Far too often, when a patient’s records are looked at retrospectively, a dental procedure has been recommended repeatedly, without the pet owner taking action until the dental issue has become such a problem that extraction is the only treatment option available. Furthermore, many clients say if they had only known, they would never have let their beloved pet’s mouth get so bad. This would indicate that the current way we communicate with clients is not sending a clear message about the importance of their pet’s oral health nor is it prompting them to take action.
Clients need to be educated on the risks of tartar buildup and gingivitis such as internal organ problems and dental disease with its associated pain and eventual tooth loss. Owners tend to be unaware of their pet’s dental issues because the pet continues to eat. You must convey to them that eating is not an accurate indicator of a pain-free mouth as most patients continue to eat even with severe oral disease. Explain that treating dental disease early, not only prevents unnecessary suffering and extractions, but can avoid a larger bill for a more extensive dental procedure in the future. Having the Vet Dental Charts open on your consult room computer with the dental pathology photos and x-rays readily accessible is helpful in educating clients of the results of not prioritising the oral health of their pet. Showing these photos and radiographs can give you the opportunity to discuss different grades of dental disease, resorptive lesions, periodontal disease, fractured teeth, gingival recession and hyperplasia, retained deciduous teeth and many more.
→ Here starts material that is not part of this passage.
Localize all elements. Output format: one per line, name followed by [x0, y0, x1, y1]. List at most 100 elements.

Showing clinical photos that look normal and then showing radiographs that prove otherwise is also helpful in educating owners on the importance of dental x-ray.
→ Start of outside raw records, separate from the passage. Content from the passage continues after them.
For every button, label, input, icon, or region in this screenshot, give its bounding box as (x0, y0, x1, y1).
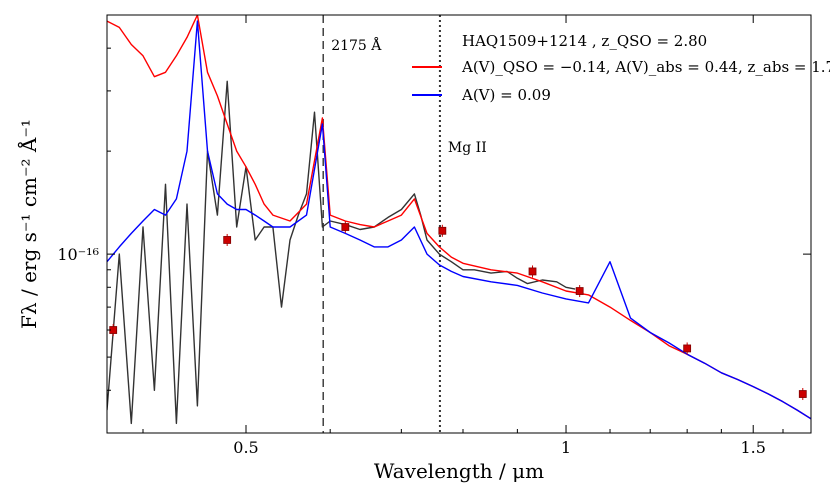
photometry-point (528, 267, 537, 276)
axes-frame (106, 14, 812, 434)
legend-entry: A(V) = 0.09 (461, 86, 551, 104)
x-axis-label: Wavelength / μm (374, 459, 544, 483)
photometry-point (798, 390, 807, 398)
plot-area (107, 15, 811, 433)
photometry-point (341, 223, 350, 231)
series-line-1 (107, 80, 576, 425)
photometry-point (683, 344, 692, 353)
legend-entry: A(V)_QSO = −0.14, A(V)_abs = 0.44, z_abs… (461, 58, 830, 76)
photometry-point (438, 226, 447, 235)
y-tick-label: 10⁻¹⁶ (57, 245, 99, 264)
annotation-2175: 2175 Å (331, 36, 382, 54)
y-axis-label: Fλ / erg s⁻¹ cm⁻² Å⁻¹ (16, 119, 41, 329)
x-tick-label: 1 (561, 438, 571, 457)
photometry-point (223, 236, 232, 244)
x-tick-label: 0.5 (233, 438, 258, 457)
legend-header: HAQ1509+1214 , z_QSO = 2.80 (462, 32, 707, 50)
photometry-point (575, 287, 584, 295)
annotation-mgii: Mg II (448, 140, 487, 156)
x-tick-label: 1.5 (740, 438, 765, 457)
From the very first visit, owners need to be taught the importance of daily oral homecare and regular professional cleanings in maintaining their pet’s oral health. Whenever a patient is seen, be it for a vaccination, skin, ear or any other presenting problem, a thorough oral examination should be incorporated into the physical examination. This will not only help in detecting dental disease early, but it will foster a new generation of pet owners who will view dental care as part of good overall care and who will come to expect a report on their pet’s mouth as much as they expect a vaccination. MAXI/GUARD® Oral Cleansing Wipes are a perfect educational aid to use in the consult room. Use one wipe to clean the pet’s mouth and then show it to the client. The client will be amazed at the amount of oral debris present in their pet’s mouth, making it much easier to promote the importance of daily dental homecare.
A nurse or veterinarian should discharge the patient after a dental procedure to discuss everything that was done during the procedure. Using the vet dental charts at this time, allows you to showcase the practice’s quality of care. The owner printouts of pathology and treatment charts, digital photos and radiographs of the pet’s mouth, show the extent and value of what has been done and also gives the owner something to refer to when checking on the pet’s home care progress. Discussing the Vet Dental Charts printable homecare instructions, allows you to outline post procedure care and medications. MAXI/GUARD® is the ideal post procedure medication as it can be used in the days immediately after a dental procedure when brushing is not possible and a soft diet is recommended. Recommendations for developing a long-term home oral care regimen should also be discussed at this time. Presenting discharge information to the pet owner in a professional package such as this is your opportunity to shine and sends a clear message that your practice takes the oral health of their pet seriously.